En este período se produjo una importante reacción secundaria en 1994 como consecuencia
de la crisis del Sistema Monetario Europeo. El mantenimiento de la tendencia de fondo
convirtió esta reacción en una óptima oportunidad para la toma de posiciones a largo
(hablo por experiencia :-) no exenta de riesgos por supuesto, como cualquier actuación
que hagamos.
Si tenemos en cuenta los actuales niveles del inflación y tipos de interés las
valoraciones de la Bolsa son correctas, ni altas ni bajas. La perspectiva de una
continuidad de este escenario, al menos el año que viene, ha dado alas a la Bolsa, es
decir se trata de
una subida "sana" basada más en componentes financieros (bajada de tipos de
interés) y fundamentales (crecimiento con baja inflación) que especulativos, no importa
lo espectacular que haya sido. No creo que la tendencia primaria vaya a verse quebrada en
los próximos meses, no importa la violencia de las reacciones secundarias (previsibles y
en
cierto modo necesarias), salvo la aparición de sucesos extraordinarios en el escenario
(por definición, no previsibles). Los riesgos mayores están en:
- Fin de la tendencia alcista de Wall Street (que está más adelantada en el ciclo
bursátil). Existe una correlación entre los grandes mercados pero esta dista de ser
mecánica (de hecho Tokio lleva tiempo bajista). A corto plazo el efecto sicológico de
inseguridad y
la previsible subida de tipos originará bajas de cierta importancia, pero si los
fundamentos europeos se mantienen razonablemente buenos la situación se revertirá a la
larga.
- Quiebra del proceso de Unión Monetaria. Este escenario sería apocalíptico, sobre todo
para los países perifericos como España que se supone muy favorecidos a la larga por
este proceso. Recordemos que la gran subida de diciembre de 1996 se produjo a raíz del
Pacto de Estabilidad. Es muy improbable.
- Repunte de inflación y tipos. Puede ser compensada en las estimaciones de valor por el
crecimiento de beneficios, pero hay que estar muy atentos al surgimiento de "burbujas
especulativas", es decir de crecimientos injustificados como consecuencia de un
estado de
euforia en que se ignoran las señales de alarma (subida de inflación y de tipos, PER
absurdos, procesos de "distribución" reflejados en los gráficos de precio y
volumen, etc) que aparecen en estas fases especulativas. Es el momento óptimo para que el
inversor experto a largo plazo empiece a cerrar posiciones vendiendo sus valores a los
incautos, esos que siempre le han visto como un "bicho raro" que invierte en eso
tan arriesgado de la bolsa. En esos momentos de euforia, la bolsa es vista como una mina
de oro o una versión laica
del milagro de los panes y los peces, y no es dificil encontrar contrapartida a nuestras
órdenes de venta (que tonto, irse de la fiesta cuando empieza a ponerse interesante).

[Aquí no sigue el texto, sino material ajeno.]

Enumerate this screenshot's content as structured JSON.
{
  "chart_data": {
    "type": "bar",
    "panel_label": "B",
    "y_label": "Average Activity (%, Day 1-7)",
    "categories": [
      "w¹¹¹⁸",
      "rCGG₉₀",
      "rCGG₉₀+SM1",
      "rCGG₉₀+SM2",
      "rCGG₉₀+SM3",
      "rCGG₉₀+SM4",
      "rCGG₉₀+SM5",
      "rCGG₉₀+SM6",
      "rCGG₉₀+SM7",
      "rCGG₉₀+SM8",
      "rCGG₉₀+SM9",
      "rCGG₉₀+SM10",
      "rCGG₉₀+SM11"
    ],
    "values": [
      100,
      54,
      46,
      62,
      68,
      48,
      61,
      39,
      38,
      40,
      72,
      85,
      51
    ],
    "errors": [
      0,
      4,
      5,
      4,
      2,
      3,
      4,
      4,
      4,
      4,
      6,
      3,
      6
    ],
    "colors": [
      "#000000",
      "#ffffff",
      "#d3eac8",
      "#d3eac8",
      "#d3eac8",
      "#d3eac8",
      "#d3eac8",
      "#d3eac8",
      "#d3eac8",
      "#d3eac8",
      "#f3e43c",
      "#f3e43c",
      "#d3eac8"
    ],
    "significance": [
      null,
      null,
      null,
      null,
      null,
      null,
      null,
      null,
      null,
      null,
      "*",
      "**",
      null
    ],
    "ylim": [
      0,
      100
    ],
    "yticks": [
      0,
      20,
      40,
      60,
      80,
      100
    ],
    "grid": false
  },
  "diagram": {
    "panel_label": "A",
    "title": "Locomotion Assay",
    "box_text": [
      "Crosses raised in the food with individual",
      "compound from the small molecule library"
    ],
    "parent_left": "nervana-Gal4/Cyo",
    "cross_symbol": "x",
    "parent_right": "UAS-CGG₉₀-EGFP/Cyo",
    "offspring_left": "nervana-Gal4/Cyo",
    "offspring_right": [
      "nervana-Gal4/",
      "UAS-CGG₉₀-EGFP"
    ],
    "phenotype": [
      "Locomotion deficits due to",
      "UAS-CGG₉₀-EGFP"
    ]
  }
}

Para concluir, mi opinión es que no hay signos de quiebra de la tendencia alcista
primaria, ni los va a haber mientras dure el proceso de construcción de la Unión
Monetaria salvo acontecimiento extraordinarios. A más largo plazo, proximidades del 2000
soy bastante
escéptico pues saldrán de golpe los problemas "escondidos bajo la alfombra"
para cumplir los criterios de Maastrich. Ojalá se cree entonces un estado de euforia, por
aquello de que somos Europa y vamos a atar los perros con longaniza (o con salchichas de
Frankfurt ;-).
Será un buen momento para empezar a tomar sabrosos beneficios (sin prisas, por el fisco y
por el riesgo de equivocarse inherente a cualquier decisión).
Un afectuoso saludo y un consejo: no perdais los nervios por favor. Es la norma básica
para sobrevivir en el mercado bursátil :-).